2. Abstractions should not depend on details. Details should depend on abstractions. This, I feel, we have satisfied in this context. Before, the zoo cared about which animal was which and knew how to feed them accordingly. We have removed those implication details from the Zoo. The details lie only in the implementaton within the classes that use the interface. Any changes to the diet, the feed method or the isHungry method will affect only the class it is implemented in.

A side note: This is starting to sound a little like OCP, but I’ll ignore OCP for the time being, because I’ll come back to it.

2. Hard to extend.

A new animal!

public class Zebra implements Animal {

  private String diet = "Grass";
  private boolean fed;
  
  public void Zebra() {
    this.fed = false;
  }

  public void feed(String food) {
    if (food.equals(diet)) {
      fed = true;
    }
  } 

  public boolean isHungry() {
    return !fed;
  }

  public String food() {
    return diet;
  }
}

public class Zoo {
 
 private List<Animal> animals = new ArrayList();

  public void Zoo() {
    animals.add(new Lion(3));
    animals.add(new Penguin());
    // should not need to change this.  What if we had five new animals?
    animals.add(new Zebra());
  }

  public String feedAnimals() {
    for (int animal = 0; animal < animals; animal++) {
      if (animal.isHungry()) { 
        animal.feed(animal.food())
        manageFoodStocks(animal.food());
      }
    }
    return "Animals are fed";
  }

  private manageFoodStocks(String animalFoodType) {
    // code to manage stocks of animal food...
  }
}

So, here, we can see the dependency that Zoo still maintains on the concrete classes. This happened earlier as well when adding the age to the Lion. This violates DIP, but the way to solve it is with dependency injection. So now the Zoo can depend on the abstraction rather than the concrete classes.

3. Reusable.

One of the key values of code that adheres to DIP is that the high level modules should be reusable, so let’s test that theory. The example above violates DIP and we can also see how that violation makes the code less reusable. What if we wanted to create another zoo which had other animals? Because of the dependency within Zoo, the important logic of managing food and all the other things a zoo might do, would have to be replicated instead of us being able to easily reuse it.

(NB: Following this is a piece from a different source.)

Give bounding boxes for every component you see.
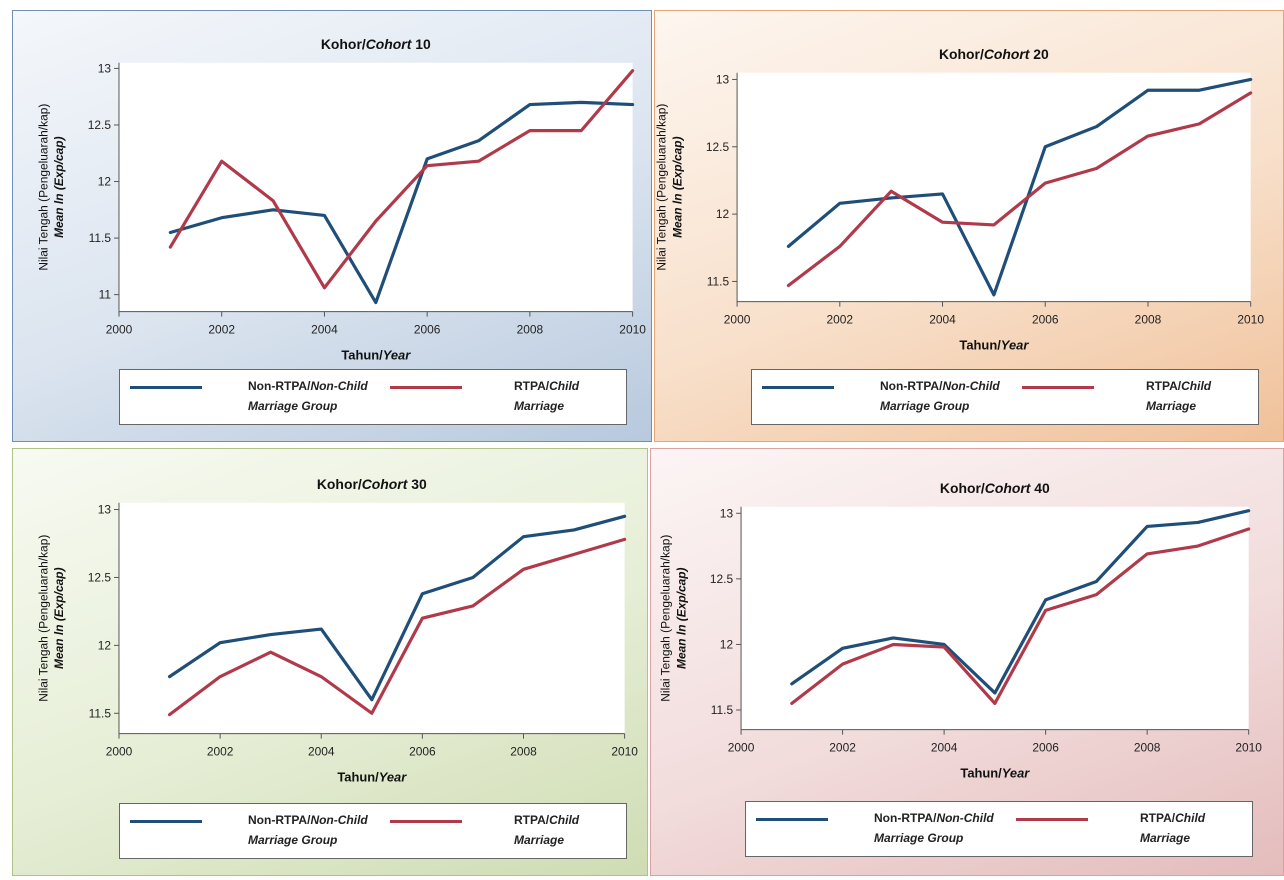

But dependency injection has solved this problem for us:

public class Zoo {
 
 private List<Animal> animals = new ArrayList();

  public void Zoo(List<Animal> zooAnimals) {
    animals.addAll(zooAnimals);
  }

  public String feedAnimals() {
    for (int animal = 0; animal < animals; animal++) {
      if (animal.isHungry()) { 
        animal.feed(animal.diet)
        manageFoodStocks(animal.diet);
      }
    }
    return "Animals are fed";
  }

  private manageFoodStocks(String animalFoodType) {
    // code to manage stocks of animal food...
  }
}

// Zoo smallZoo = new Zoo(new Penguin(), new Zebra());
// Zoo bigZoo = new Zoo(new Tiger(), new Leopard(), new Giraffe(), new Rabbit());

OCP and DIP

OCP and DIP differences lie in the scope of the principles. OCP focusses on one class or module, and, although you may need to create abstractions in order to satisfy it, you’re still only considering the one class when doing so. DIP is focussed on the dependencies between modules and classes, and the intraction between them.